The spinal myelopathy was thought to be caused by the severity of his neck tics. (paper written up in Neurology) The DBS was fitted to try and reduce them, with but with limited success. He now has a rechargeable battery, which is an improvement on constant replacement every 3-4 years. (the settings are wacked up to 11, so big current drain.) I'm liking a heavily bound and wrapped SPT as the way forward. Current issue is the ghastly state of the trauma injuries, grim.

Should see a urologist who specializes in neurogenic bladder. Usually are at academic medical centers.
At minimum will need cystoscopy, video urodynamics (will evaluate the upper tracts-make sure they aren't getting killed by a high pressure system, check for sphincter dyssnergia, compliance issues etc).

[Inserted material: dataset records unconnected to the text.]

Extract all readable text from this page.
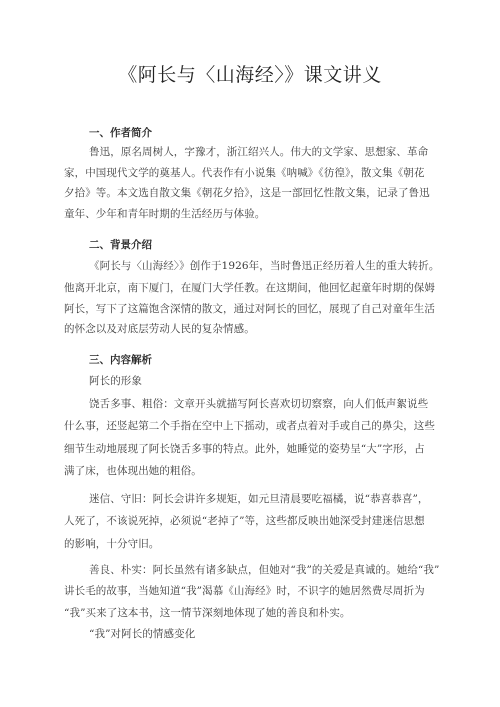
《阿长与〈山海经〉》课文讲义
一、作者简介
鲁迅，原名周树人，字豫才，浙江绍兴人。伟大的文学家、思想家、革命
家，中国现代文学的奠基人。代表作有小说集《呐喊》《彷徨》，散文集《朝花
夕拾》等。本文选自散文集《朝花夕拾》，这是一部回忆性散文集，记录了鲁迅
童年、少年和青年时期的生活经历与体验。
二、背景介绍
《阿长与〈山海经〉》创作于1926年，当时鲁迅正经历着人生的重大转折。
他离开北京，南下厦门，在厦门大学任教。在这期间，他回忆起童年时期的保姆
阿长，写下了这篇饱含深情的散文，通过对阿长的回忆，展现了自己对童年生活
的怀念以及对底层劳动人民的复杂情感。
三、内容解析
阿长的形象
饶舌多事、粗俗：文章开头就描写阿长喜欢切切察察，向人们低声絮说些
什么事，还竖起第二个手指在空中上下摇动，或者点着对手或自己的鼻尖，这些
细节生动地展现了阿长饶舌多事的特点。此外，她睡觉的姿势呈“大”字形，占
满了床，也体现出她的粗俗。
迷信、守旧：阿长会讲许多规矩，如元旦清晨要吃福橘，说“恭喜恭喜”，
人死了，不该说死掉，必须说“老掉了”等，这些都反映出她深受封建迷信思想
的影响，十分守旧。
善良、朴实：阿长虽然有诸多缺点，但她对“我”的关爱是真诚的。她给“我”
讲长毛的故事，当她知道“我”渴慕《山海经》时，不识字的她居然费尽周折为
“我”买来了这本书，这一情节深刻地体现了她的善良和朴实。
“我”对阿长的情感变化
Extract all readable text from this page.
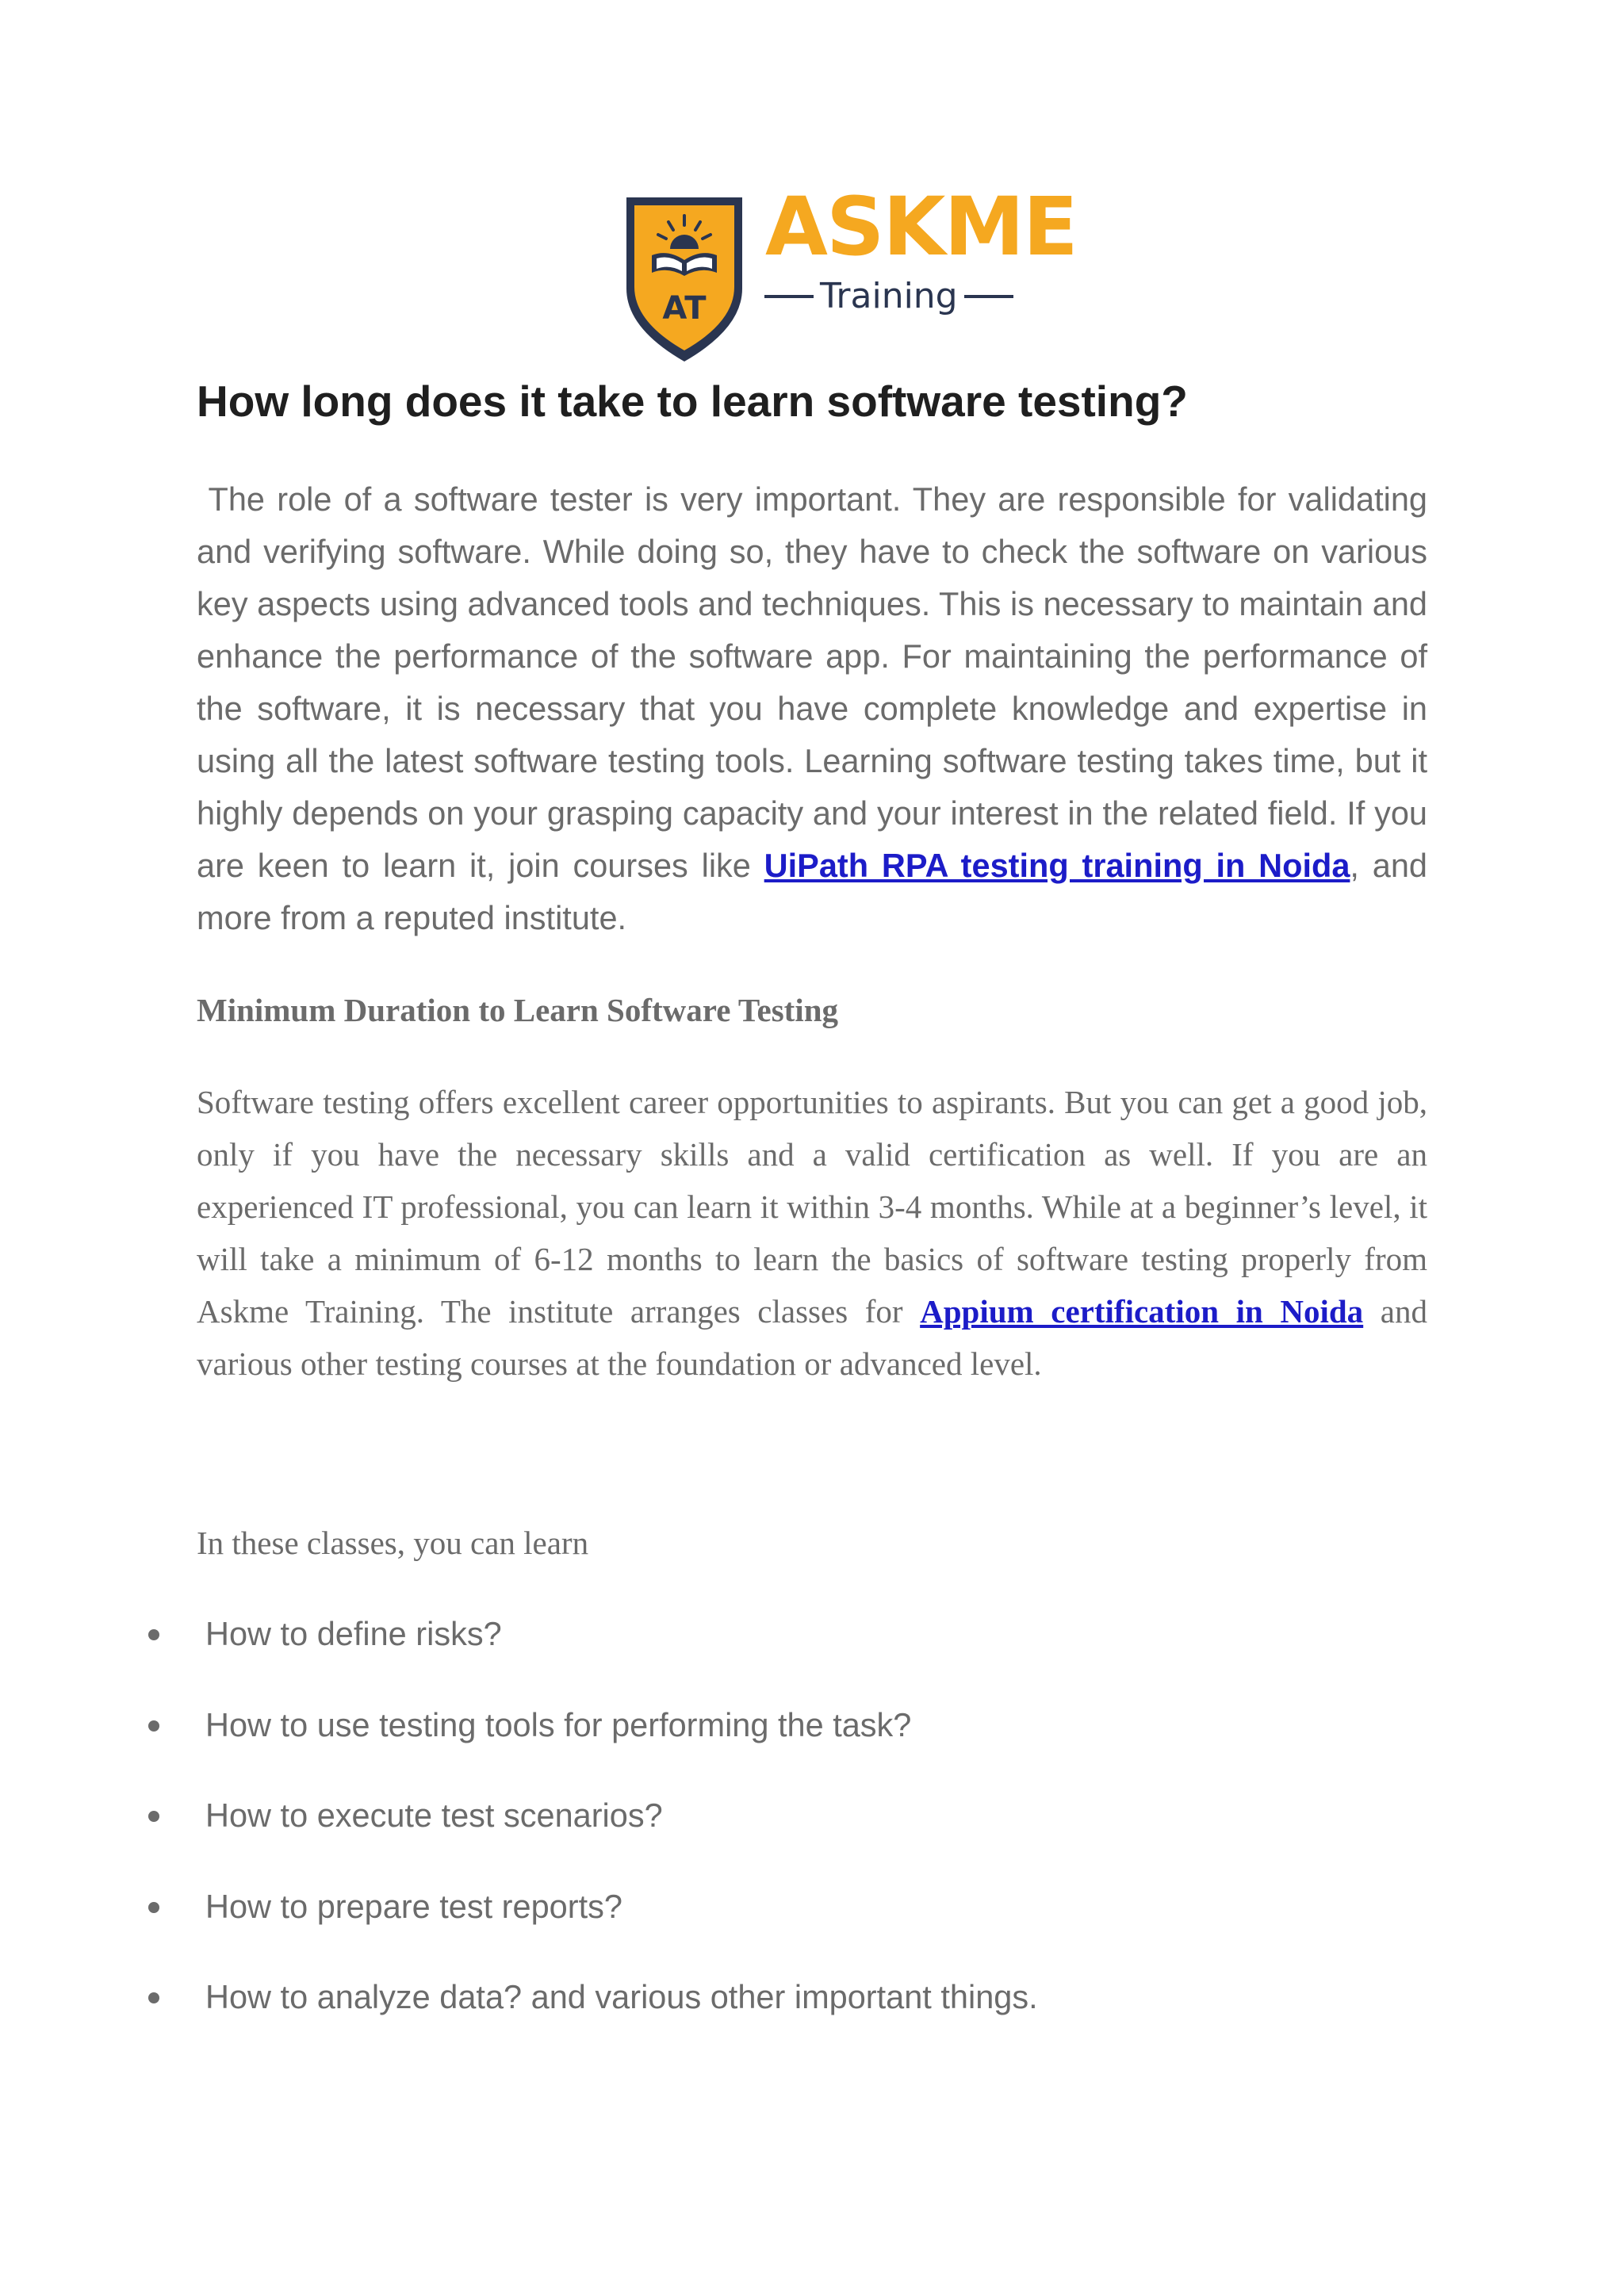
AT

ASKME

Training
How long does it take to learn software testing?

The role of a software tester is very important. They are responsible for validating and verifying software. While doing so, they have to check the software on various key aspects using advanced tools and techniques. This is necessary to maintain and enhance the performance of the software app. For maintaining the performance of the software, it is necessary that you have complete knowledge and expertise in using all the latest software testing tools. Learning software testing takes time, but it highly depends on your grasping capacity and your interest in the related field. If you are keen to learn it, join courses like UiPath RPA testing training in Noida, and more from a reputed institute.

Minimum Duration to Learn Software Testing

Software testing offers excellent career opportunities to aspirants. But you can get a good job, only if you have the necessary skills and a valid certification as well. If you are an experienced IT professional, you can learn it within 3-4 months. While at a beginner’s level, it will take a minimum of 6-12 months to learn the basics of software testing properly from Askme Training. The institute arranges classes for Appium certification in Noida and various other testing courses at the foundation or advanced level.

In these classes, you can learn

How to define risks?
How to use testing tools for performing the task?
How to execute test scenarios?
How to prepare test reports?
How to analyze data? and various other important things.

Depending on those test results will guide management: can be meds, botox, catheters, urinary diversion/augments etc.
 
Should see a urologist who specializes in neurogenic bladder. Usually are at academic medical centers.
At minimum will need cystoscopy, video urodynamics (will evaluate the upper tracts-make sure they aren't getting killed by a high pressure system, check for sphincter dyssnergia, compliance issues etc).

Depending on those test results will guide management: can be meds, botox, catheters, urinary diversion/augments etc.
Thanks. That's exactly where he is now. The urge to keep pulling and doing more damage led to a cycle of damage resulting in the DBS failing, requiring emergency surgery to fix. After this, they'll be a damage assessment. The indwelling will have to stay and the patient sedated until then. Currently looking at supra pubic contained within strapping/binding/pouch purposely made.
 
Agree with urodynamics to determine the reason for retention and ensure a safe reservoir. If he has nonobstructive retention, sacral neuromodulation is an option. SPT sounds like a terrible idea. I would only consider it if his urethra is too strictured down to reliably catheterize. Otherwise it is a matter of time until he rips that out and you are back in the same situation. No urologist is going to sign up for someone who is going to rip out their SPT on a regular basis.

IMO, assuming he is obstructed, the best options are:
1) intermittent catheterization -- by nurses at his SNF if he can't do it himself. I'm assuming a guy this debilitated is institutionalized?
2) TURP/sphincterotomy to make him incontinent. Then use a condom catheter to keep him dry. He can rip that off all he wants.